Looking at it from this perspective, former generations’ communicative abilities look extremely primitive. The “highways”, “mailboxes”, and “vehicles” of yesteryear appear cumbersome and ineffectual relative to the communication devices of today. We look back at our ancestors with pity for all the trouble they had to go to without airplanes and cell phones.

 

We have forgotten that our ancestors benefited from a particular “communications system” more efficient and sophisticated than we can possibly imagine. The system was all-encompassing, completely streamlined, and with the added benefit of having no system glitches getting in the way whatsoever. Despite the fact that their communication system made ours look like child’s play, almost nothing of that brilliant “technology” is left in our hands today.

 

Our communications systems allow us to share a greater quantity of words, theirs allowed them to share a greater quality of messages. Our communications systems allow us to share more talk. Theirs allowed them to share more connection. That connection was not limited to human beings. Their communications system encompassed the ability to link heaven and earth, man and his Creator, the created world and the Almighty Himself. Our ancestors’ communications system was called the Beis HaMikdash.

 

Our sages explain that a direct link existed between the physical “Beis HaMikdash of Below” and the spiritual “Beis HaMikdash of Above”. These constituted a type of two-prong spiritual transmission station. Reality was cast in the light of the relationship we were projecting upwards towards our Father on High and that He, in turn, would reflect back towards us in a shower of abundant blessing pouring into our lives below. “A permanent fire shall remain aflame on the altar; it shall not be extinguished” (Leviticus 6:6): it was a twenty-four-hour transmission, on seven days a week, all year long.

 

Our ancestors’ achievements of health, wealth, and happiness were obtained without any frantic financial wheeling and dealing, without any work accidents, and without the ubiquitous tension and stress casting dark clouds over any accomplishments we manage to finagle during modern times. Thanks to the Beis HaMikdash and the profound exchange of information and connection facilitated therein, our ancestors advanced themselves and our world in ways that we can barely conceive of.

 

When the future third Beis HaMikdash is built, the fact that all financial success, physical health, and psychological wellbeing comes from what happens in there will be obvious to the entire world. Even the gentile nations will visit the Beis HaMikdash: “It shall be that all who are left over from all the nations…will come up every year to worship the King, HaShem, Master of Legions, and to celebrate the festival of Succos (Zechariah 14:16).

 

Today our connection with this extraordinary “technology” is negligible at best. Our connection with our Creator has lost an element of directness, forcing the abundance of blessings He is sending from above to reach us through natural means, and forcing us to undergo great difficulty in obtaining it.

 

We haven’t entirely lost the connection, though.
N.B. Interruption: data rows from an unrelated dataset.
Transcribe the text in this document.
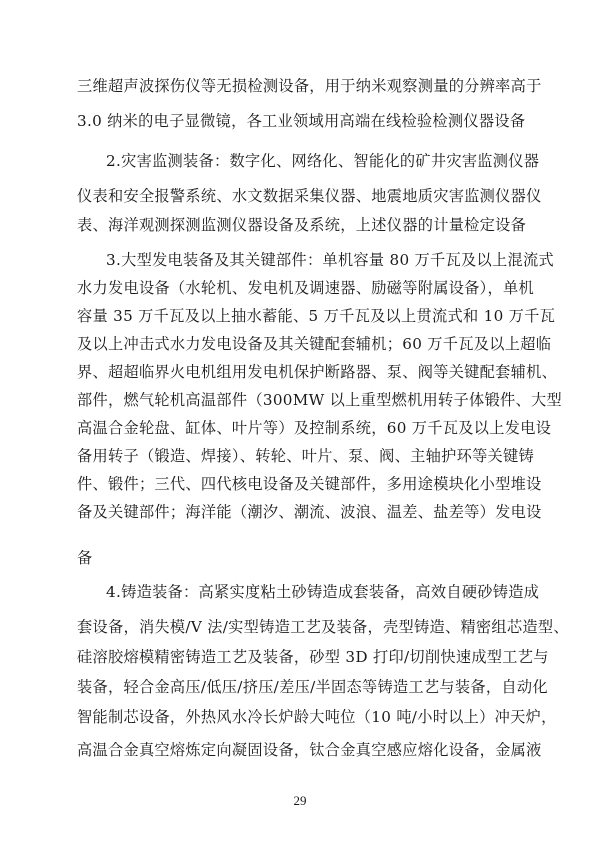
29
三维超声波探伤仪等无损检测设备，用于纳米观察测量的分辨率高于
3.0 纳米的电子显微镜，各工业领域用高端在线检验检测仪器设备
2.灾害监测装备：数字化、网络化、智能化的矿井灾害监测仪器
仪表和安全报警系统、水文数据采集仪器、地震地质灾害监测仪器仪
表、海洋观测探测监测仪器设备及系统，上述仪器的计量检定设备
3.大型发电装备及其关键部件：单机容量 80 万千瓦及以上混流式
水力发电设备（水轮机、发电机及调速器、励磁等附属设备），单机
容量 35 万千瓦及以上抽水蓄能、5 万千瓦及以上贯流式和 10 万千瓦
及以上冲击式水力发电设备及其关键配套辅机；60 万千瓦及以上超临
界、超超临界火电机组用发电机保护断路器、泵、阀等关键配套辅机、
部件，燃气轮机高温部件（300MW 以上重型燃机用转子体锻件、大型
高温合金轮盘、缸体、叶片等）及控制系统，60 万千瓦及以上发电设
备用转子（锻造、焊接）、转轮、叶片、泵、阀、主轴护环等关键铸
件、锻件；三代、四代核电设备及关键部件，多用途模块化小型堆设
备及关键部件；海洋能（潮汐、潮流、波浪、温差、盐差等）发电设
备
4.铸造装备：高紧实度粘土砂铸造成套装备，高效自硬砂铸造成
套设备，消失模/V 法/实型铸造工艺及装备，壳型铸造、精密组芯造型、
硅溶胶熔模精密铸造工艺及装备，砂型 3D 打印/切削快速成型工艺与
装备，轻合金高压/低压/挤压/差压/半固态等铸造工艺与装备，自动化
智能制芯设备，外热风水冷长炉龄大吨位（10 吨/小时以上）冲天炉，
高温合金真空熔炼定向凝固设备，钛合金真空感应熔化设备，金属液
The Beis HaMikdash was lost many years ago but the Almighty has left us with a small replacement. Synagogues where we pray and study-halls where we learn Torah are called “Batei Mikdash mey’at”. Each one is a miniature Beis HaMikdash. Those who honor these places by using them to invest in their relationship with the Almighty can still taste it: our eternal, indelible connection with the best contact we will ever have, our Father on High.